DVD Verdict: Tony Grisoni's powerful four-part drama starring Rory Kinnear tells the story of a fictional English town devastated by a spate of shootings that take place over a single day.
For those not in the UK know, the writers here have taken the real events of Hungerford, Cumbria and Dunblane as their inspiration, showing the characters and the sparks that lead up to one man (Sean Harris, brilliantly haunting) snapping and begin his random killing spree in a small fictional town in the UK.
The tones here match the bleak morning fog of this sleepy coastal community and the camera takes it's time, not always showing you everything you want to see, a statement perhaps that the film makers here are willing to take risks and its all the better for it.
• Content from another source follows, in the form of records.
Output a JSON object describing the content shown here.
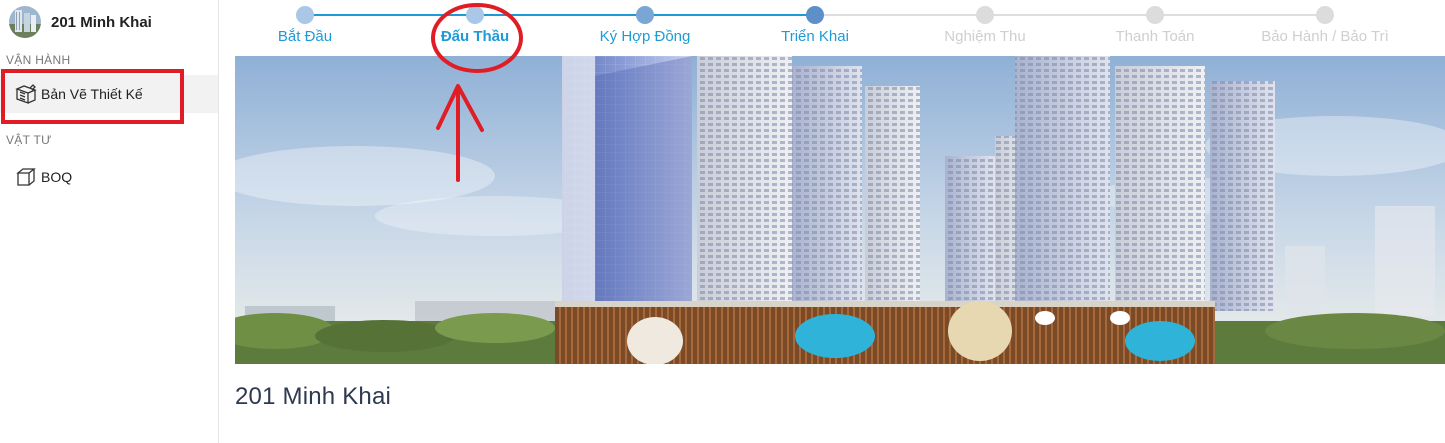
{
  "project": {
    "name": "201 Minh Khai",
    "avatar_icon": "building-avatar-icon"
  },
  "sidebar": {
    "sections": [
      {
        "title": "VẬN HÀNH",
        "items": [
          {
            "label": "Bản Vẽ Thiết Kế",
            "icon": "blueprint-icon",
            "active": true
          }
        ]
      },
      {
        "title": "VẬT TƯ",
        "items": [
          {
            "label": "BOQ",
            "icon": "box-icon",
            "active": false
          }
        ]
      }
    ]
  },
  "stepper": {
    "steps": [
      {
        "label": "Bắt Đầu",
        "state": "done"
      },
      {
        "label": "Đấu Thầu",
        "state": "current"
      },
      {
        "label": "Ký Hợp Đồng",
        "state": "done"
      },
      {
        "label": "Triển Khai",
        "state": "active"
      },
      {
        "label": "Nghiệm Thu",
        "state": "pending"
      },
      {
        "label": "Thanh Toán",
        "state": "pending"
      },
      {
        "label": "Bảo Hành / Bảo Trì",
        "state": "pending"
      }
    ]
  },
  "main": {
    "title": "201 Minh Khai",
    "banner_image": "building-rendering"
  },
  "colors": {
    "accent": "#1e9bd7",
    "step_done": "#a9c8e8",
    "step_active": "#5d8fc9",
    "step_pending": "#d9d9d9",
    "annotation": "#e01c24",
    "title": "#2d3a4f"
  }
}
Clearly taking well grounded advice from shows such as 'The Killing' time is taken to show all sides of a person so there will be more emotional consequence for the viewer later on.
Perfectly placed to show an example of this technique is the fact that as the first episode ends with the spree just beginning we are only given a taste of what's to come at its climax.
This four-part miniseries unwinds much like that throughout and thus is a slow and patient drama that jumps from past to present and back again.
To my mind, and in my humble opinion, 'Southcliffe' is a masterpiece of pace and elliptical pauses. The acting is heart-wrenching and brilliant.
The script soars with unadorned language in which some of the most vicious and touching lines unfold in the spaces between words.
In closing, its style won't be to everyone's taste and I am sure some will find it a bit slow, but in a time of never ending crap reality TV and repetitive game shows, its about time someone showed some balls and made these sorts of gritty dramas that the UK used to be (and are starting to get back to being) so good at. This is a Widescreen Presentation (1.85:1) enhanced for 16x9 TVs.